Larry will continue to eat long after it is wise or safe to do so; it is not his fault, it is his nature. Betta Splendens that do not attempt to eat anything that moves in the steamy, soupy marshlands and rice paddies of the Thailand they call home do not live long enough to corner a mate and reproduce—it is called evolution.[2] But Larry is in London, East London to be more precise, Pitfield Street, Hoxton to be most, and far from the rigours and rations of Southeast Asia, and we have too much here, but never enough, so the challenge is not to die of gluttony, a challenge Larry is ill-prepared for, as without a neocortex he lacks the requisite facilities for higher reasoning and I must do the rationing and rationalising for him, and when the sides of his stomach are swollen and shiny like the muscular, genetically-superlative jaw of an all-American sports hero or president, that’s when I call time and say, ‘Larry—enough is enough’.

 

 

 

 

[1] He will remain like this, shimmering, posturing and staring into the mirror—either admiring or menacing depending on your bent—for as long as I hold it there.
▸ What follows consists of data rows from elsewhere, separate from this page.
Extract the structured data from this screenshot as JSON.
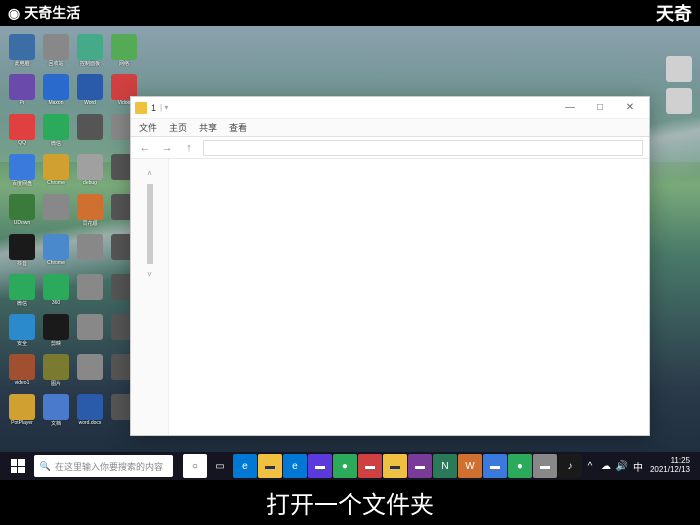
{
  "watermark": {
    "left": "天奇生活",
    "right": "天奇"
  },
  "caption": "打开一个文件夹",
  "desktop_icons": [
    {
      "label": "此电脑",
      "bg": "#3a6ea5"
    },
    {
      "label": "回收站",
      "bg": "#888"
    },
    {
      "label": "控制面板",
      "bg": "#4a8"
    },
    {
      "label": "网络",
      "bg": "#5a5"
    },
    {
      "label": "Pr",
      "bg": "#6a4aaa"
    },
    {
      "label": "Maxon",
      "bg": "#2a6acc"
    },
    {
      "label": "Word",
      "bg": "#2a5aaa"
    },
    {
      "label": "Vidoe",
      "bg": "#d04040"
    },
    {
      "label": "QQ",
      "bg": "#e04040"
    },
    {
      "label": "微信",
      "bg": "#2aaa5a"
    },
    {
      "label": "",
      "bg": "#555"
    },
    {
      "label": "",
      "bg": "#888"
    },
    {
      "label": "百度网盘",
      "bg": "#3a7add"
    },
    {
      "label": "Chrome",
      "bg": "#d0a030"
    },
    {
      "label": "debug",
      "bg": "#a0a0a0"
    },
    {
      "label": "",
      "bg": "#555"
    },
    {
      "label": "UDown",
      "bg": "#3a7a3a"
    },
    {
      "label": "",
      "bg": "#888"
    },
    {
      "label": "同花顺",
      "bg": "#d07030"
    },
    {
      "label": "",
      "bg": "#555"
    },
    {
      "label": "抖音",
      "bg": "#1a1a1a"
    },
    {
      "label": "Chrome",
      "bg": "#4a8acc"
    },
    {
      "label": "",
      "bg": "#888"
    },
    {
      "label": "",
      "bg": "#555"
    },
    {
      "label": "微信",
      "bg": "#2aaa5a"
    },
    {
      "label": "360",
      "bg": "#2aaa5a"
    },
    {
      "label": "",
      "bg": "#888"
    },
    {
      "label": "",
      "bg": "#555"
    },
    {
      "label": "安全",
      "bg": "#2a8acc"
    },
    {
      "label": "剪映",
      "bg": "#1a1a1a"
    },
    {
      "label": "",
      "bg": "#888"
    },
    {
      "label": "",
      "bg": "#555"
    },
    {
      "label": "video1",
      "bg": "#a05030"
    },
    {
      "label": "图片",
      "bg": "#7a7a30"
    },
    {
      "label": "",
      "bg": "#888"
    },
    {
      "label": "",
      "bg": "#555"
    },
    {
      "label": "PotPlayer",
      "bg": "#d0a030"
    },
    {
      "label": "文档",
      "bg": "#4a7acc"
    },
    {
      "label": "word.docx",
      "bg": "#2a5aaa"
    },
    {
      "label": "",
      "bg": "#555"
    }
  ],
  "right_icons": [
    {
      "label": "",
      "bg": "#d0d0d0"
    },
    {
      "label": "",
      "bg": "#d0d0d0"
    }
  ],
  "explorer": {
    "title": "1",
    "ribbon": [
      "文件",
      "主页",
      "共享",
      "查看"
    ],
    "address": "",
    "min": "—",
    "max": "□",
    "close": "✕"
  },
  "taskbar": {
    "search_placeholder": "在这里输入你要搜索的内容",
    "icons": [
      {
        "bg": "#fff",
        "c": "#333",
        "t": "○"
      },
      {
        "bg": "transparent",
        "c": "#fff",
        "t": "▭"
      },
      {
        "bg": "#0078d4",
        "c": "#fff",
        "t": "e"
      },
      {
        "bg": "#f0c040",
        "c": "#333",
        "t": "▬"
      },
      {
        "bg": "#0078d4",
        "c": "#fff",
        "t": "e"
      },
      {
        "bg": "#5a3add",
        "c": "#fff",
        "t": "▬"
      },
      {
        "bg": "#2aaa5a",
        "c": "#fff",
        "t": "●"
      },
      {
        "bg": "#d04040",
        "c": "#fff",
        "t": "▬"
      },
      {
        "bg": "#f0c040",
        "c": "#333",
        "t": "▬"
      },
      {
        "bg": "#7a3a9a",
        "c": "#fff",
        "t": "▬"
      },
      {
        "bg": "#2a7a5a",
        "c": "#fff",
        "t": "N"
      },
      {
        "bg": "#d07030",
        "c": "#fff",
        "t": "W"
      },
      {
        "bg": "#3a7add",
        "c": "#fff",
        "t": "▬"
      },
      {
        "bg": "#2aaa5a",
        "c": "#fff",
        "t": "●"
      },
      {
        "bg": "#888",
        "c": "#fff",
        "t": "▬"
      },
      {
        "bg": "#1a1a1a",
        "c": "#fff",
        "t": "♪"
      }
    ],
    "tray_icons": [
      "^",
      "☁",
      "🔊",
      "中"
    ],
    "time": "11:25",
    "date": "2021/12/13"
  }
}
It is, as I said, spectacular, however it does also present some serious food for thought, namely that if Larry does indeed believe his own reflection to be the striking and imposing body of a competitor, does he also understand that he has, in the very truest sense, met his match? Every fin, scale, flipper and frond he can see can be found in exact equal measure of splendour on his own person, and the more aggressive he grows so too does his enemy, affronted and swelling with equal umbrage just inches away. And so it goes, the second my dear Larry succumbs to fear, turning tail and dashing for his cave, the hot slap of cowardice still flushing his cheeks, he will see, from the corner of a baleful eye, the yellow-bellied imposter do the same; but when he returns then, smug and relieved at this unexpected twist, keen to press home the advantage and see off the intruder for good, Larry will soon discover—with sinking heart and swim bladder—his nemesis recharged, uncowed and every millimetre the man he is, smirking in the dark before him.a

a You may question my ethics; indeed my actions may seem deplorable, deeply exploitative and perhaps even cruel, until you consider George Gallup Jr.’s Mirror Self Recognition (MSR) test, developed in 1970 and still widely regarded to be the gold-standard for measuring self-awareness, which, if applied to Larry’s predicament, would hold that the Betta Splendens is not at all self aware—i.e. having a sense of being a distinct entity, separate from its environment—as in all likelihood Larry does not recognise himself in the mirror that I hold up to him, but rather sees a competitor; and so the matter is moot, as without self-awareness can any being be truly said to feel shame, status anxiety, or the psychic agony of defeat? Larry is an automaton, a watermaton if you will, a stunning wet robot—and his buttons are mine for the pushing.

[2] If you do not believe in evolution that doesn’t mean it isn’t true, it just means that your survival, and by extension that of the species, does not depend on you believing in evolution in the same way that say, believing that drinking water will keep you alive, or that sharks shouldn’t be trifled with, does. Simplier put, widespread syst- and pand-emic belief in evolution cannot be brought about through evolution.b

b unless you believe that belief in evolution is an innate phenotype arising from a single or cluster of genes that can be selected for—if this were the case, then in order for this belief to become mainstream, the straight women of Earth would have to decide, either gradually over aeons or more cinematically, en masse, to exclusively fuck academics; a scenario even the most febrile mental machinations of Richard Dawkins and his acolytes could surely never credit.